On Wednesday 2019-11-06 11:40 UTC Engineering team received a warning regarding FIND Cluster EMEA01. Immediately upon receiving the alert trouble shooting started and identified high JAVA Heap memory consumption and failing garbage collects. When this happens the cluster master evicts those nodes from the cluster and mark them as failed. The default behavior is then to re-distribute the data over the remaining nodes this caused the memory issue to be moved to another node and the same scenario replayed itself on the other nodes until no nodes where left in the cluster and a full cluster restart is initiated. Service was restored at 13:55 UTC on November 6th, 2019.
November 6th, 2019
11:40 UTC – Warning alert triggered and acknowledged within 1 minute. Investigation initiated immediately on the specific alerting Find Cluster, EMEA01.
11:45 UTC – Series of node restarts due to high memory utilization and garbage collect failures as initial mitigation action.
13:29 UTC – Critical alert triggered.
13:30 UTC – Full cluster restart was initiated.

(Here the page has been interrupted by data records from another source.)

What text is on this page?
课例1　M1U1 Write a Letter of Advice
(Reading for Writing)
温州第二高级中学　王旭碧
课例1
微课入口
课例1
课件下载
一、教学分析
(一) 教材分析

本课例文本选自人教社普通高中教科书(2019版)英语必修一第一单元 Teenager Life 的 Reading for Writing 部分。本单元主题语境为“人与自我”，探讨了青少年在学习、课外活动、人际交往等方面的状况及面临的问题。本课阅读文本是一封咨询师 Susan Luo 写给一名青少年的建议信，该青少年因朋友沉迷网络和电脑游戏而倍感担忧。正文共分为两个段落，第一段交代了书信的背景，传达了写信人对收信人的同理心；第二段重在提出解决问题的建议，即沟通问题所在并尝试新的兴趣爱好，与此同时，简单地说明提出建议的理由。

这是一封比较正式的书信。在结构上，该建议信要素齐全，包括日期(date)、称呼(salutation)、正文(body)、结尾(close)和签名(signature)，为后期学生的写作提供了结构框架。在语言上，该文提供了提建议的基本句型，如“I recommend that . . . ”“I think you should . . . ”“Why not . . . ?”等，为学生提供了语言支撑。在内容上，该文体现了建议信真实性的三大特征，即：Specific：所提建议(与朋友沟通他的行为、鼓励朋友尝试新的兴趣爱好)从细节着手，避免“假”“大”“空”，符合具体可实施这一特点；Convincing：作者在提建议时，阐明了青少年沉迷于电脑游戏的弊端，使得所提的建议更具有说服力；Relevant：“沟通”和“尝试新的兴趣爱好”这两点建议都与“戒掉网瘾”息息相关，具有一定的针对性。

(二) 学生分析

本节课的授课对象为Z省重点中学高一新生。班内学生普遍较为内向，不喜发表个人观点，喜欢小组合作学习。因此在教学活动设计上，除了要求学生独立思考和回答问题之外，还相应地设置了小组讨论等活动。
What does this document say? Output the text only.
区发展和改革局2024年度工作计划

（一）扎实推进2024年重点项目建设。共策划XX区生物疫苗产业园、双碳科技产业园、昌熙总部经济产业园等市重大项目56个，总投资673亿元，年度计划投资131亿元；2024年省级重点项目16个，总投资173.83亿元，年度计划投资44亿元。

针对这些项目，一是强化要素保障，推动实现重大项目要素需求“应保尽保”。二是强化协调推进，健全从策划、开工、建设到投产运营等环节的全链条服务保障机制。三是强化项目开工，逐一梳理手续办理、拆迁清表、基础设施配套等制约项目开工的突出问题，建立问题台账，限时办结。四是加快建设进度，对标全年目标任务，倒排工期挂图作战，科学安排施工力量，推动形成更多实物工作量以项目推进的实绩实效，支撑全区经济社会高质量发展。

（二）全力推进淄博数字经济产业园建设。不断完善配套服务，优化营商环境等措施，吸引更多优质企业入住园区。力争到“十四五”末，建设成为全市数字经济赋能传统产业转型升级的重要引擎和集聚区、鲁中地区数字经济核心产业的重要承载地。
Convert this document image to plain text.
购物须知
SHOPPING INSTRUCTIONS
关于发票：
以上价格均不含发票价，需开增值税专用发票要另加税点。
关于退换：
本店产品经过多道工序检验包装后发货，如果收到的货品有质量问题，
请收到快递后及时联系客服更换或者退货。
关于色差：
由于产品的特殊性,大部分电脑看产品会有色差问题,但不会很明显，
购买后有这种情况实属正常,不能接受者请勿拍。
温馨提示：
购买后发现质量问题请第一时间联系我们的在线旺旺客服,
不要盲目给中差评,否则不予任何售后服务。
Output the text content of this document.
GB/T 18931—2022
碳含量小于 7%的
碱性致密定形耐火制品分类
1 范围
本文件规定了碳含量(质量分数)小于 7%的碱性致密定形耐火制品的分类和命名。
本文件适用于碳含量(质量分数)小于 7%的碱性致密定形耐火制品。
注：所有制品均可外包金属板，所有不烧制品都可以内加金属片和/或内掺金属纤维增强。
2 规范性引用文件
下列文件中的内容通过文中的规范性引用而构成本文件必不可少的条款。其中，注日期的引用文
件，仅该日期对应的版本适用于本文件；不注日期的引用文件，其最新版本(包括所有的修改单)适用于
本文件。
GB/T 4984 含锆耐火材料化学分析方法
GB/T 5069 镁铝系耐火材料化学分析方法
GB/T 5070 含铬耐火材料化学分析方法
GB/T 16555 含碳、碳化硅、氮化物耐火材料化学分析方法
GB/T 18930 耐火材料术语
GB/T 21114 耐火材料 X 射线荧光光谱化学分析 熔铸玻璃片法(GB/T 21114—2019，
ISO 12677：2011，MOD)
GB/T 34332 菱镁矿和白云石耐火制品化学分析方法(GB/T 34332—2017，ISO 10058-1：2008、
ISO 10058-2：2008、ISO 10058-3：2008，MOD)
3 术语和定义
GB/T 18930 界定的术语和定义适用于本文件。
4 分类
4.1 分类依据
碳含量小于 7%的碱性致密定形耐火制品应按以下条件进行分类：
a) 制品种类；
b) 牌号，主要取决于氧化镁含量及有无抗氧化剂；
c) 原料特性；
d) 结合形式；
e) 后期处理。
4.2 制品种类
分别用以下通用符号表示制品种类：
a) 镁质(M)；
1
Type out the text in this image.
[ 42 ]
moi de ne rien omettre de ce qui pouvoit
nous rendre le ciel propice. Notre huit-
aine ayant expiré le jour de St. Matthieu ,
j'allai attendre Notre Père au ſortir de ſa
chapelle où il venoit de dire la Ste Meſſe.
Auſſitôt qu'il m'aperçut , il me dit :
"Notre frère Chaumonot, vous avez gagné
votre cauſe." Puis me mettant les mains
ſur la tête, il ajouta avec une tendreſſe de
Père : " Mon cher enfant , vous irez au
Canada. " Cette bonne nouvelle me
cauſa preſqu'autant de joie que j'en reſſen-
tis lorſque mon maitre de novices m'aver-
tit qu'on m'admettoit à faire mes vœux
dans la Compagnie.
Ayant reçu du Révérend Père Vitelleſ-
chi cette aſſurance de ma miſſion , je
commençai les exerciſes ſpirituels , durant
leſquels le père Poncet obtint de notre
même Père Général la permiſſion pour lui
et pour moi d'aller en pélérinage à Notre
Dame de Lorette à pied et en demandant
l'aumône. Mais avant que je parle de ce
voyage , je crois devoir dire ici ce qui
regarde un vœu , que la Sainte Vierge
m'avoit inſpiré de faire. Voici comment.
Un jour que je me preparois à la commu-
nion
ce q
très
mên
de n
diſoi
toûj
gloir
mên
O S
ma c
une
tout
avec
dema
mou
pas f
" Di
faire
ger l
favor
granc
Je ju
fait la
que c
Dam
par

13:31 UTC – STATUSPAGE updated.
13:55 UTC – Service operational and critical alert resolved.
November 7th, 2019
16:49 UTC - Root cause identified and action plan initiated.
The cause of this incident was due to a synonym handling job suffering from a run-away scenario which resulted in resource starvation.
During the event requests to this FIND cluster would have seen network timeouts (5xx-errors) or slow response times when trying to connect.
Short-term mitigation
Engineering team performed node restarts to recover service as soon as possible.
Long term mitigation
This issue has been registered as a bug.
We sincerely apologize for the impact to affected customers. Customer experience is of high priority for us, and we have a strong commitment to delivering high availability for our services. We will do everything we can to learn from the event to avoid a recurrence in the future.